An important InnoDB subtlety named in the PlanetScale post: if a locking read under REPEATABLE READ can be served by an index matching the WHERE predicate, the gap locks cover just the relevant index range. If no usable index exists and InnoDB has to do a table scan, it:

  • Locks every row it scans (not just matching rows).
  • Takes gap locks to prevent any inserts that could affect the predicate's result if the query were re-run.

Canonical operational implication: missing indexes explode lock scope under REPEATABLE READ locking reads. This is one of the sharper reasons to index every column appearing in WHERE predicates under locking read workloads — the cost isn't just latency, it's contention.
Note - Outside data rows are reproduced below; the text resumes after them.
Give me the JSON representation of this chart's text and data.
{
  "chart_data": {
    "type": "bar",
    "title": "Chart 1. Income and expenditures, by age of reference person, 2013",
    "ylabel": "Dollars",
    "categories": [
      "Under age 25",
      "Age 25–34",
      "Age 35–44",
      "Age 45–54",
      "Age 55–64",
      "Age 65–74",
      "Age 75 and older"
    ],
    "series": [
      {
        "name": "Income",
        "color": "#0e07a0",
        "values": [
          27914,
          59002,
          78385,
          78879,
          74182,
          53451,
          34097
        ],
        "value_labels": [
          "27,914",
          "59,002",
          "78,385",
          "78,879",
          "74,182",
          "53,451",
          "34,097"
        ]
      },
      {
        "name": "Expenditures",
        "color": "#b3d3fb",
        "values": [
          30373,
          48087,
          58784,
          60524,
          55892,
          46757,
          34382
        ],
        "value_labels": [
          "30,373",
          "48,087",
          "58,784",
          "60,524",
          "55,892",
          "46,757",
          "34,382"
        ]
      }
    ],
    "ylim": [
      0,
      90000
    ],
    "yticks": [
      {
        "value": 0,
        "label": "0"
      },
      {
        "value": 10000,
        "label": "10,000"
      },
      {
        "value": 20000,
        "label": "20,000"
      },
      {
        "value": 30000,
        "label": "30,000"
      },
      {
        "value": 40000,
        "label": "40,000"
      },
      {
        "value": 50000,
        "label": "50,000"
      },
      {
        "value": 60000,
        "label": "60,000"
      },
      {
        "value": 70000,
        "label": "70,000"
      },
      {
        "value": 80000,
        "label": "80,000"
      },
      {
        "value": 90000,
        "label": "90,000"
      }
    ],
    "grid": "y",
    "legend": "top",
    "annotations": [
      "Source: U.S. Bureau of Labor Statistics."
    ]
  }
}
See concepts/mysql-transaction-isolation-levels and concepts/row-level-lock-contention.

Trade-offs

Benefits:

  • Phantom-read prevention without falling back to SERIALIZABLE's implicit-shared-lock-on-every-SELECT cost.
  • Developer doesn't have to think about phantom-read anomalies when using FOR UPDATE with a predicate — InnoDB does the right thing automatically.

Costs:

  • Gap locks reduce concurrency on INSERT-heavy workloads — any insert into a locked gap blocks.
  • INSERT-INSERT deadlocks become possible when two transactions each try to insert into gaps the other has locked.
  • Debugging SHOW ENGINE INNODB STATUS output is harder: a lock on "a gap" is less tangible than a lock on "row id 123".
  • Applications porting from READ COMMITTED to REPEATABLE READ may unexpectedly find their insert rates drop from the new gap-lock serialisation.

Seen in

  • sources/2026-04-21-planetscale-mysql-isolation-levels-and-how-they-work — Brian Morrison II's PlanetScale pedagogical post canonicalises gap locking as the InnoDB-specific mechanism that prevents phantom reads under REPEATABLE READ on locking reads. Worked example: SELECT * FROM products WHERE release_year = 1999 FOR UPDATE blocks a concurrent INSERT INTO products (... release_year = 1999 ...) for the duration of the reader's transaction. Canonical framing verbatim: "Gap locking is a special type of lock that is used by MySQL to prevent phantom reads. Gap locking will use criteria in where clauses to lock the space around the read data, preventing rows from being inserted that may alter the query if its run a second time." Also canonicalises the critical index-scope corollary: without a usable index, REPEATABLE READ locking reads lock every scanned row plus gap-lock to prevent phantom-affecting inserts.